Pero William no venía. El tiempo seguía avanzando y tras el invierno, cuando su hijo cumplió sus primeros cuatro meses de vida, Elizabeth ya no sabía si debía seguir esperando o si debía aceptar su realidad tal cual era. Estaba sola, con un hijo y una vida por delante, debía asumir la dura realidad. Habían pasado más de seis meses desde su llegada, y seguramente las cosas para la familia Forterque-Hamilton no habían mejorado.

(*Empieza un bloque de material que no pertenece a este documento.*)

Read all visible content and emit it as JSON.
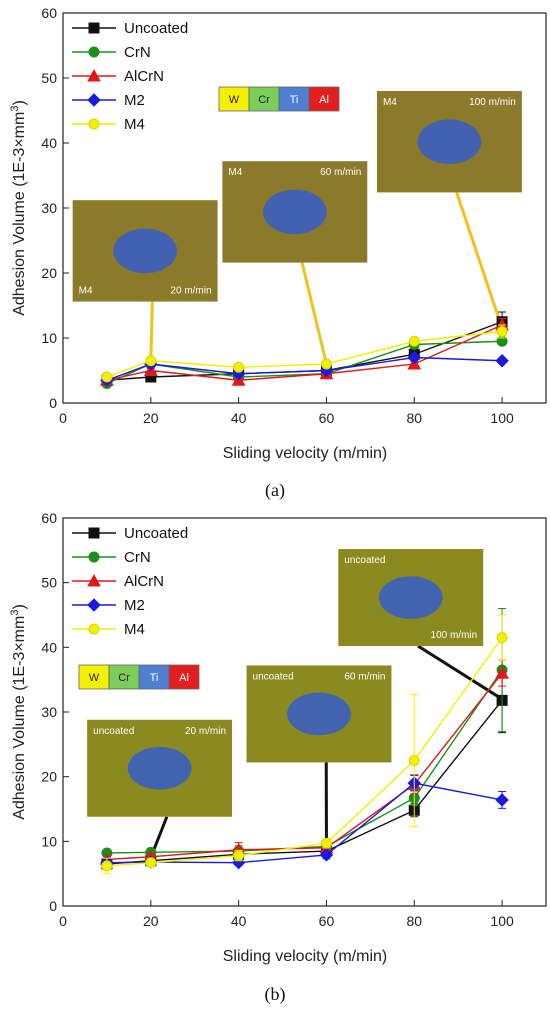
{
  "element_labels": [
    "W",
    "Cr",
    "Ti",
    "Al"
  ],
  "element_colors": [
    "#f5f000",
    "#7ccd5a",
    "#4f7fd0",
    "#e21e1e"
  ],
  "chart_data": [
    {
      "type": "line",
      "panel_label": "(a)",
      "xlabel": "Sliding velocity (m/min)",
      "ylabel": "Adhesion Volume (1E-3×mm",
      "ylabel_sup": "3",
      "ylabel_end": ")",
      "xlim": [
        0,
        110
      ],
      "ylim": [
        0,
        60
      ],
      "xticks": [
        0,
        20,
        40,
        60,
        80,
        100
      ],
      "yticks": [
        0,
        10,
        20,
        30,
        40,
        50,
        60
      ],
      "x": [
        10,
        20,
        40,
        60,
        80,
        100
      ],
      "series": [
        {
          "name": "Uncoated",
          "color": "#111111",
          "marker": "square",
          "values": [
            3.5,
            4.0,
            4.5,
            5.0,
            7.5,
            12.5
          ],
          "err": [
            0.3,
            0.3,
            0.3,
            0.3,
            0.5,
            1.5
          ]
        },
        {
          "name": "CrN",
          "color": "#1a8f1a",
          "marker": "circle",
          "values": [
            3.0,
            6.0,
            4.0,
            4.5,
            9.0,
            9.5
          ],
          "err": [
            0.3,
            0.4,
            0.3,
            0.3,
            0.5,
            0.5
          ]
        },
        {
          "name": "AlCrN",
          "color": "#e01818",
          "marker": "triangle",
          "values": [
            3.5,
            5.0,
            3.5,
            4.5,
            6.0,
            12.0
          ],
          "err": [
            0.3,
            0.3,
            0.3,
            0.3,
            0.4,
            1.0
          ]
        },
        {
          "name": "M2",
          "color": "#1a1ae0",
          "marker": "diamond",
          "values": [
            3.5,
            6.0,
            4.5,
            5.0,
            7.0,
            6.5
          ],
          "err": [
            0.3,
            0.4,
            0.3,
            0.3,
            0.4,
            0.4
          ]
        },
        {
          "name": "M4",
          "color": "#f0f000",
          "marker": "circle",
          "values": [
            4.0,
            6.5,
            5.5,
            6.0,
            9.5,
            11.0
          ],
          "err": [
            0.3,
            0.4,
            0.3,
            0.3,
            0.5,
            1.0
          ]
        }
      ],
      "insets": [
        {
          "label_left": "M4",
          "label_right": "20 m/min",
          "target": [
            20,
            6.5
          ]
        },
        {
          "label_left": "M4",
          "label_right": "60 m/min",
          "target": [
            60,
            6.0
          ]
        },
        {
          "label_left": "M4",
          "label_right": "100 m/min",
          "target": [
            100,
            11.5
          ]
        }
      ]
    },
    {
      "type": "line",
      "panel_label": "(b)",
      "xlabel": "Sliding velocity (m/min)",
      "ylabel": "Adhesion Volume (1E-3×mm",
      "ylabel_sup": "3",
      "ylabel_end": ")",
      "xlim": [
        0,
        110
      ],
      "ylim": [
        0,
        60
      ],
      "xticks": [
        0,
        20,
        40,
        60,
        80,
        100
      ],
      "yticks": [
        0,
        10,
        20,
        30,
        40,
        50,
        60
      ],
      "x": [
        10,
        20,
        40,
        60,
        80,
        100
      ],
      "series": [
        {
          "name": "Uncoated",
          "color": "#111111",
          "marker": "square",
          "values": [
            6.5,
            7.0,
            8.0,
            8.5,
            14.8,
            31.8
          ],
          "err": [
            0.5,
            0.5,
            0.8,
            0.6,
            1.0,
            5.0
          ]
        },
        {
          "name": "CrN",
          "color": "#1a8f1a",
          "marker": "circle",
          "values": [
            8.2,
            8.3,
            8.5,
            9.2,
            16.7,
            36.5
          ],
          "err": [
            0.4,
            0.5,
            0.8,
            0.6,
            1.2,
            9.5
          ]
        },
        {
          "name": "AlCrN",
          "color": "#e01818",
          "marker": "triangle",
          "values": [
            7.2,
            7.6,
            8.7,
            9.0,
            18.8,
            36.0
          ],
          "err": [
            0.4,
            0.5,
            1.1,
            0.8,
            1.5,
            2.0
          ]
        },
        {
          "name": "M2",
          "color": "#1a1ae0",
          "marker": "diamond",
          "values": [
            6.7,
            6.8,
            6.7,
            7.9,
            19.0,
            16.4
          ],
          "err": [
            0.5,
            0.5,
            0.4,
            0.6,
            1.2,
            1.3
          ]
        },
        {
          "name": "M4",
          "color": "#f0f000",
          "marker": "circle",
          "values": [
            6.2,
            6.7,
            7.8,
            9.7,
            22.5,
            41.5
          ],
          "err": [
            1.2,
            0.6,
            0.8,
            0.7,
            10.2,
            3.5
          ]
        }
      ],
      "insets": [
        {
          "label_left": "uncoated",
          "label_right": "20 m/min",
          "target": [
            20,
            7.5
          ]
        },
        {
          "label_left": "uncoated",
          "label_right": "60 m/min",
          "target": [
            60,
            9.0
          ]
        },
        {
          "label_left": "uncoated",
          "label_right": "100 m/min",
          "target": [
            100,
            32.0
          ]
        }
      ]
    }
  ]
}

Seis meses en la vida del siglo xvi no era demasiado tiempo. William tenía mucho trabajo que hacer, y muchas puertas que tocar en medio de aquella singular y salvaje guerra que Marian había declarado contra ellos. Al menos su pequeño Robert estaba a salvo y eso reconfortaba a una Elizabeth cada día más desolada.

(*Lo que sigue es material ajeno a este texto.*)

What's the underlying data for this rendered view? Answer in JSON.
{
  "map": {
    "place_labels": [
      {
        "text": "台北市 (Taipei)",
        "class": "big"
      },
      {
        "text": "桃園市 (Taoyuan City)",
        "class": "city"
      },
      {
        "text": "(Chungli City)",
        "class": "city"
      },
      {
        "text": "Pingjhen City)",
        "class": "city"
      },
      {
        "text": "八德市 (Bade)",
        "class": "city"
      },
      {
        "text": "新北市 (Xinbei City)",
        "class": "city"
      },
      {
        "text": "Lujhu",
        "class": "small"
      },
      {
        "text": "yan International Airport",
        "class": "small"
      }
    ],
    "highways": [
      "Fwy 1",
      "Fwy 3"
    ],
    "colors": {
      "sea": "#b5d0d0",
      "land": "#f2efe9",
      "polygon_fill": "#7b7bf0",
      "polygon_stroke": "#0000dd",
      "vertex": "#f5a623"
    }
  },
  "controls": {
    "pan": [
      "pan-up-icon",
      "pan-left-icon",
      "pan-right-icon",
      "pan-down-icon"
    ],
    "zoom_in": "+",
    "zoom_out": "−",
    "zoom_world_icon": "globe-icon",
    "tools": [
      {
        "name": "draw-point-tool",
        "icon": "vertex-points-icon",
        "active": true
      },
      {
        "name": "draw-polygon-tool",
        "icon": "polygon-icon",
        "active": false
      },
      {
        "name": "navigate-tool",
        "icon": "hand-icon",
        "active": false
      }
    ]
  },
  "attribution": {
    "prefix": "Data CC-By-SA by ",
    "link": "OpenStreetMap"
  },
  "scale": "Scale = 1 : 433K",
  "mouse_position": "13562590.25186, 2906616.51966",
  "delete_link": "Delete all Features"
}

Por la noche, mientras amamantaba al bebé, se embelesaba observando las pequeñas facciones de los Forterque-Hamilton impresas en él. Era muy parecido a su padre, rubio como James y como Mary, y tenía unos grandes ojos azules que la miraban con devoción. Ellie comprendió que jamás podría sentir más amor que el que experimentaba cuando miraba a su hijo y se convencía, día tras día, de que ese amor y esa entrega la ayudarían a organizar una vida plácida y tranquila sin William.

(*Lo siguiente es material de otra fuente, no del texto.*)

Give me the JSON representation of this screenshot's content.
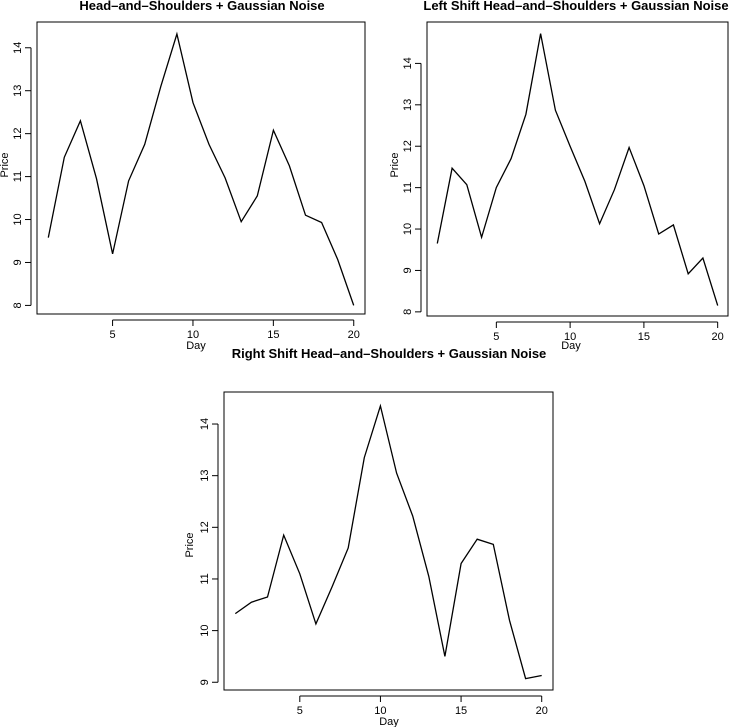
{
  "chart_data": [
    {
      "type": "line",
      "title": "Head–and–Shoulders + Gaussian Noise",
      "xlabel": "Day",
      "ylabel": "Price",
      "xlim": [
        0.3,
        20.7
      ],
      "ylim": [
        7.8,
        14.6
      ],
      "xticks": [
        5,
        10,
        15,
        20
      ],
      "yticks": [
        8,
        9,
        10,
        11,
        12,
        13,
        14
      ],
      "grid": false,
      "x": [
        1,
        2,
        3,
        4,
        5,
        6,
        7,
        8,
        9,
        10,
        11,
        12,
        13,
        14,
        15,
        16,
        17,
        18,
        19,
        20
      ],
      "series": [
        {
          "values": [
            9.58,
            11.45,
            12.3,
            10.95,
            9.2,
            10.9,
            11.75,
            13.1,
            14.32,
            12.72,
            11.75,
            10.97,
            9.95,
            10.55,
            12.08,
            11.25,
            10.1,
            9.93,
            9.07,
            8.0
          ]
        }
      ]
    },
    {
      "type": "line",
      "title": "Left Shift Head–and–Shoulders + Gaussian Noise",
      "xlabel": "Day",
      "ylabel": "Price",
      "xlim": [
        0.3,
        20.7
      ],
      "ylim": [
        7.9,
        15.0
      ],
      "xticks": [
        5,
        10,
        15,
        20
      ],
      "yticks": [
        8,
        9,
        10,
        11,
        12,
        13,
        14
      ],
      "grid": false,
      "x": [
        1,
        2,
        3,
        4,
        5,
        6,
        7,
        8,
        9,
        10,
        11,
        12,
        13,
        14,
        15,
        16,
        17,
        18,
        19,
        20
      ],
      "series": [
        {
          "values": [
            9.65,
            11.47,
            11.07,
            9.8,
            11.0,
            11.7,
            12.77,
            14.72,
            12.87,
            12.0,
            11.15,
            10.13,
            10.95,
            11.97,
            11.05,
            9.88,
            10.1,
            8.92,
            9.3,
            8.15
          ]
        }
      ]
    },
    {
      "type": "line",
      "title": "Right Shift Head–and–Shoulders + Gaussian Noise",
      "xlabel": "Day",
      "ylabel": "Price",
      "xlim": [
        0.3,
        20.7
      ],
      "ylim": [
        8.85,
        14.62
      ],
      "xticks": [
        5,
        10,
        15,
        20
      ],
      "yticks": [
        9,
        10,
        11,
        12,
        13,
        14
      ],
      "grid": false,
      "x": [
        1,
        2,
        3,
        4,
        5,
        6,
        7,
        8,
        9,
        10,
        11,
        12,
        13,
        14,
        15,
        16,
        17,
        18,
        19,
        20
      ],
      "series": [
        {
          "values": [
            10.33,
            10.55,
            10.65,
            11.85,
            11.1,
            10.13,
            10.85,
            11.6,
            13.35,
            14.35,
            13.05,
            12.22,
            11.05,
            9.5,
            11.3,
            11.77,
            11.67,
            10.2,
            9.07,
            9.13
          ]
        }
      ]
    }
  ]
}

Su figura se había recuperado muy rápidamente; estaba más delgada y angulosa, pero sus formas estaban intactas y gozaba de una energía recuperada que empezó a emplear en el estudio de los Forterque-Hamilton. Mientras Robert dormía, ella estudiaba e investigaba y cuando el pequeño estaba despierto le dedicaba el ciento por ciento de sus mimos y cuidados.

Rob, así lo llamaba, porque Robert le parecía un nombre muy grande para él, era despierto y sonriente, observaba todo con curiosidad y le encantaban los caballos. Cada mañana lo llevaba de paseo a las cuadras para que observara a los animales, y el pequeñín aplaudía cuando lo acercaba hasta ellos.

- Entiende a los caballos -decía Ambrose cada vez que veía la reacción del bebé-. Es la genética, señora. Robert montará antes de aprender a caminar.